Вот и получается, что в годы, когда мы были прикованы к одной исторической галере, я делал все для вашего духовного самоопределения (то есть искал национальную несхожесть лиц в пределах советского ареала; в любую щель влезал: где сквозит, где веет вольностью, своеобычностью), а когда самоопределились вы до отделения, — руки мои опускаются, и я не знаю, зачем я и зачем со мной все это: у вас своя судьба, у нас своя.
Так когда-то Балтрушайтис, превратившийся из российского авангардиста в литовского дипломата, — ходил по Москве в поисках людей, которым мог бы почитать свои стихи, — и я его понимаю.
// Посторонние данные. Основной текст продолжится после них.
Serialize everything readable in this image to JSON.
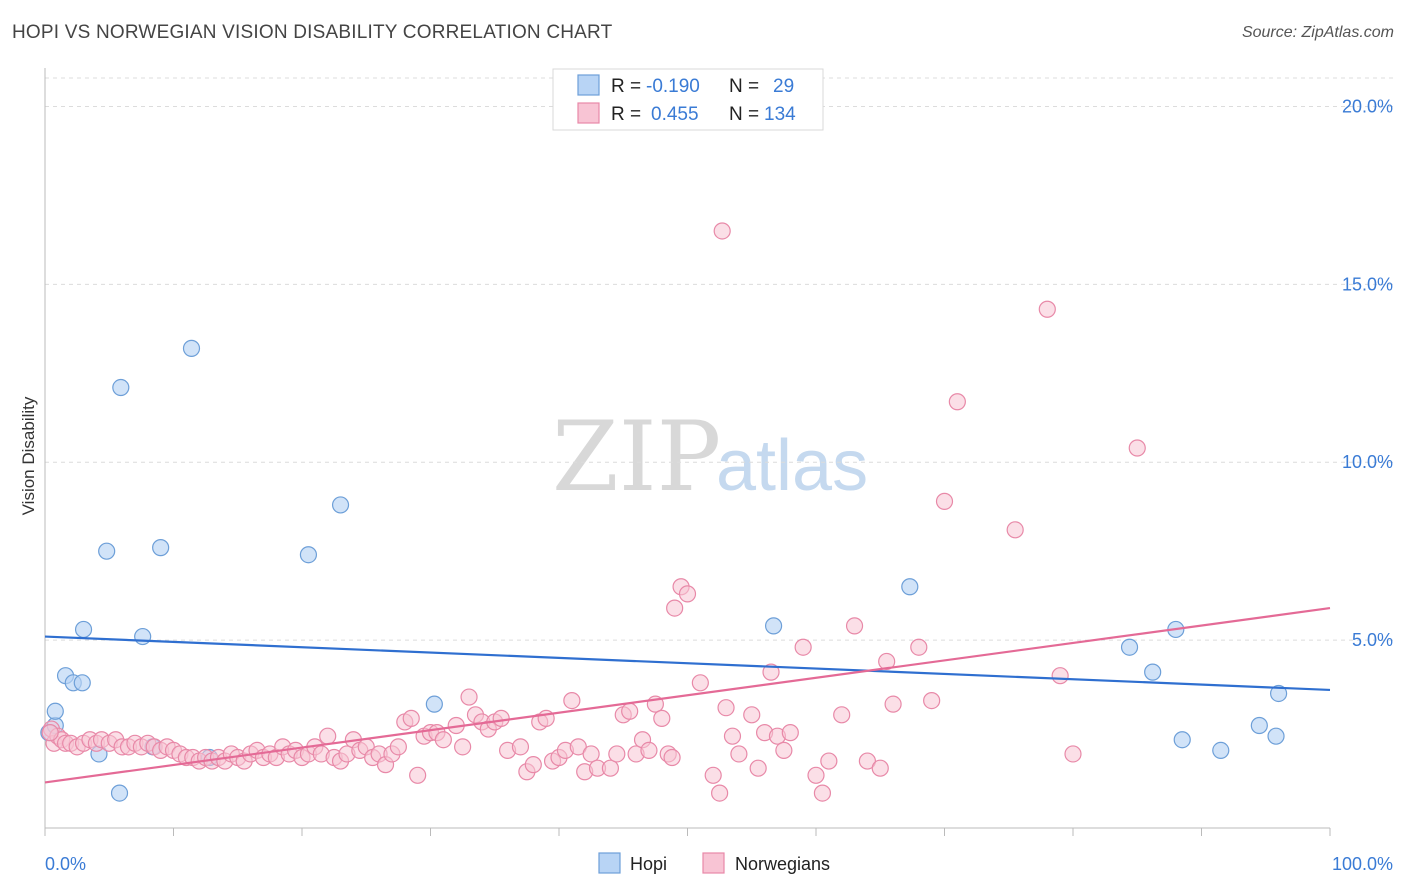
{
  "header": {
    "title": "HOPI VS NORWEGIAN VISION DISABILITY CORRELATION CHART",
    "source": "Source: ZipAtlas.com"
  },
  "watermark": {
    "zip": "ZIP",
    "atlas": "atlas"
  },
  "legend": {
    "rows": [
      {
        "r_label": "R =",
        "r_value": "-0.190",
        "n_label": "N =",
        "n_value": "29"
      },
      {
        "r_label": "R =",
        "r_value": "0.455",
        "n_label": "N =",
        "n_value": "134"
      }
    ]
  },
  "bottom_legend": {
    "hopi": "Hopi",
    "norwegians": "Norwegians"
  },
  "colors": {
    "hopi_fill": "#b8d4f5",
    "hopi_stroke": "#6d9fd8",
    "hopi_line": "#2f6fd0",
    "nor_fill": "#f8c4d4",
    "nor_stroke": "#e889a8",
    "nor_line": "#e46a96",
    "tick_label": "#3a7bd5"
  },
  "chart_data": {
    "type": "scatter",
    "title": "HOPI VS NORWEGIAN VISION DISABILITY CORRELATION CHART",
    "xlabel": "",
    "ylabel": "Vision Disability",
    "xlim": [
      0,
      100
    ],
    "ylim": [
      0,
      20.8
    ],
    "x_tick_labels": [
      "0.0%",
      "100.0%"
    ],
    "y_ticks": [
      5,
      10,
      15,
      20
    ],
    "y_tick_labels": [
      "5.0%",
      "10.0%",
      "15.0%",
      "20.0%"
    ],
    "grid": true,
    "series": [
      {
        "name": "Hopi",
        "r": -0.19,
        "n": 29,
        "trend": [
          [
            0,
            5.1
          ],
          [
            100,
            3.6
          ]
        ],
        "points": [
          [
            0.3,
            2.4
          ],
          [
            0.8,
            2.6
          ],
          [
            0.8,
            3.0
          ],
          [
            1.6,
            4.0
          ],
          [
            2.2,
            3.8
          ],
          [
            2.9,
            3.8
          ],
          [
            3.0,
            5.3
          ],
          [
            4.2,
            1.8
          ],
          [
            4.8,
            7.5
          ],
          [
            5.8,
            0.7
          ],
          [
            5.9,
            12.1
          ],
          [
            7.6,
            5.1
          ],
          [
            8.4,
            2.0
          ],
          [
            9.0,
            7.6
          ],
          [
            11.4,
            13.2
          ],
          [
            12.8,
            1.7
          ],
          [
            20.5,
            7.4
          ],
          [
            23.0,
            8.8
          ],
          [
            30.3,
            3.2
          ],
          [
            56.7,
            5.4
          ],
          [
            67.3,
            6.5
          ],
          [
            84.4,
            4.8
          ],
          [
            86.2,
            4.1
          ],
          [
            88.0,
            5.3
          ],
          [
            88.5,
            2.2
          ],
          [
            91.5,
            1.9
          ],
          [
            94.5,
            2.6
          ],
          [
            95.8,
            2.3
          ],
          [
            96.0,
            3.5
          ]
        ]
      },
      {
        "name": "Norwegians",
        "r": 0.455,
        "n": 134,
        "trend": [
          [
            0,
            1.0
          ],
          [
            100,
            5.9
          ]
        ],
        "points": [
          [
            0.5,
            2.5
          ],
          [
            0.7,
            2.1
          ],
          [
            1.0,
            2.3
          ],
          [
            1.3,
            2.2
          ],
          [
            1.6,
            2.1
          ],
          [
            2.0,
            2.1
          ],
          [
            2.5,
            2.0
          ],
          [
            3.0,
            2.1
          ],
          [
            3.5,
            2.2
          ],
          [
            4.0,
            2.1
          ],
          [
            4.4,
            2.2
          ],
          [
            5.0,
            2.1
          ],
          [
            5.5,
            2.2
          ],
          [
            6.0,
            2.0
          ],
          [
            6.5,
            2.0
          ],
          [
            7.0,
            2.1
          ],
          [
            7.5,
            2.0
          ],
          [
            8.0,
            2.1
          ],
          [
            8.5,
            2.0
          ],
          [
            9.0,
            1.9
          ],
          [
            9.5,
            2.0
          ],
          [
            10.0,
            1.9
          ],
          [
            10.5,
            1.8
          ],
          [
            11.0,
            1.7
          ],
          [
            11.5,
            1.7
          ],
          [
            12.0,
            1.6
          ],
          [
            12.5,
            1.7
          ],
          [
            13.0,
            1.6
          ],
          [
            13.5,
            1.7
          ],
          [
            14.0,
            1.6
          ],
          [
            14.5,
            1.8
          ],
          [
            15.0,
            1.7
          ],
          [
            15.5,
            1.6
          ],
          [
            16.0,
            1.8
          ],
          [
            16.5,
            1.9
          ],
          [
            17.0,
            1.7
          ],
          [
            17.5,
            1.8
          ],
          [
            18.0,
            1.7
          ],
          [
            18.5,
            2.0
          ],
          [
            19.0,
            1.8
          ],
          [
            19.5,
            1.9
          ],
          [
            20.0,
            1.7
          ],
          [
            20.5,
            1.8
          ],
          [
            21.0,
            2.0
          ],
          [
            21.5,
            1.8
          ],
          [
            22.0,
            2.3
          ],
          [
            22.5,
            1.7
          ],
          [
            23.0,
            1.6
          ],
          [
            23.5,
            1.8
          ],
          [
            24.0,
            2.2
          ],
          [
            24.5,
            1.9
          ],
          [
            25.0,
            2.0
          ],
          [
            25.5,
            1.7
          ],
          [
            26.0,
            1.8
          ],
          [
            26.5,
            1.5
          ],
          [
            27.0,
            1.8
          ],
          [
            27.5,
            2.0
          ],
          [
            28.0,
            2.7
          ],
          [
            28.5,
            2.8
          ],
          [
            29.0,
            1.2
          ],
          [
            29.5,
            2.3
          ],
          [
            30.0,
            2.4
          ],
          [
            30.5,
            2.4
          ],
          [
            31.0,
            2.2
          ],
          [
            32.0,
            2.6
          ],
          [
            32.5,
            2.0
          ],
          [
            33.0,
            3.4
          ],
          [
            33.5,
            2.9
          ],
          [
            34.0,
            2.7
          ],
          [
            34.5,
            2.5
          ],
          [
            35.0,
            2.7
          ],
          [
            35.5,
            2.8
          ],
          [
            36.0,
            1.9
          ],
          [
            37.0,
            2.0
          ],
          [
            37.5,
            1.3
          ],
          [
            38.0,
            1.5
          ],
          [
            38.5,
            2.7
          ],
          [
            39.0,
            2.8
          ],
          [
            39.5,
            1.6
          ],
          [
            40.0,
            1.7
          ],
          [
            40.5,
            1.9
          ],
          [
            41.0,
            3.3
          ],
          [
            41.5,
            2.0
          ],
          [
            42.0,
            1.3
          ],
          [
            42.5,
            1.8
          ],
          [
            43.0,
            1.4
          ],
          [
            44.0,
            1.4
          ],
          [
            44.5,
            1.8
          ],
          [
            45.0,
            2.9
          ],
          [
            45.5,
            3.0
          ],
          [
            46.0,
            1.8
          ],
          [
            46.5,
            2.2
          ],
          [
            47.0,
            1.9
          ],
          [
            47.5,
            3.2
          ],
          [
            48.0,
            2.8
          ],
          [
            48.5,
            1.8
          ],
          [
            48.8,
            1.7
          ],
          [
            49.0,
            5.9
          ],
          [
            49.5,
            6.5
          ],
          [
            50.0,
            6.3
          ],
          [
            51.0,
            3.8
          ],
          [
            52.0,
            1.2
          ],
          [
            52.5,
            0.7
          ],
          [
            53.0,
            3.1
          ],
          [
            53.5,
            2.3
          ],
          [
            54.0,
            1.8
          ],
          [
            55.0,
            2.9
          ],
          [
            55.5,
            1.4
          ],
          [
            56.0,
            2.4
          ],
          [
            57.0,
            2.3
          ],
          [
            57.5,
            1.9
          ],
          [
            58.0,
            2.4
          ],
          [
            59.0,
            4.8
          ],
          [
            60.0,
            1.2
          ],
          [
            60.5,
            0.7
          ],
          [
            61.0,
            1.6
          ],
          [
            62.0,
            2.9
          ],
          [
            63.0,
            5.4
          ],
          [
            64.0,
            1.6
          ],
          [
            65.0,
            1.4
          ],
          [
            66.0,
            3.2
          ],
          [
            68.0,
            4.8
          ],
          [
            69.0,
            3.3
          ],
          [
            70.0,
            8.9
          ],
          [
            71.0,
            11.7
          ],
          [
            75.5,
            8.1
          ],
          [
            78.0,
            14.3
          ],
          [
            79.0,
            4.0
          ],
          [
            80.0,
            1.8
          ],
          [
            85.0,
            10.4
          ],
          [
            52.7,
            16.5
          ],
          [
            0.4,
            2.4
          ],
          [
            56.5,
            4.1
          ],
          [
            65.5,
            4.4
          ]
        ]
      }
    ]
  }
}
Хотя не желал бы ему вернуться на «Ступени» и «Тропы» предвоенного Санкт-Петербурга, зависшего над пропастью мировой войны.
Я не хочу возвращаться в 70-е годы, когда я, лукавя и выкручиваясь, протаскивал свои идеи сквозь редактуру и цензуру брежневских времен, — но я не могу не признать, что именно те времена были для меня порой живительных контактов с инонациональными душами нашего общесоветского ареала, и именно тогда я увлеченно писал об Авижюсе и о Слуцкисе, о литовском «зонде в подсознание» и о сравнительных достоинствах критических манер Альгимантаса Бучиса и Гурама Асатиани. То время не вернуть. Все в жизни бывает только раз.
Примем данность как данность, друзья мои. И расставим некоторые точки. Позвольте мне привести здесь цепочку определений, пересказываемых обычно в качестве анекдота, но имеющих некоторое отношение к реальности: литовец — это национальность; еврей — это клеймо; русский — это судьба.
Моя судьба — Россия. Несчастье России — мой рок. Когда я вижу русскую землю, заросшую бурьяном, брошенную жителями, а жителей этих, побежавших в общежития городов, — толпами стоящих перед дверьми пустых магазинов, — о чем другом могу я думать? Именно здесь, на брошенной земле, — корень тех поражений, которые терпит Россия во всех сферах. О чем бы ни думал, это зияет в душе: там, где должен стоять на своей пашне русский человек, — там пустота, пустошь, пустырь; некому работать, некому жить. Здесь корень бед. Отсутствие корня.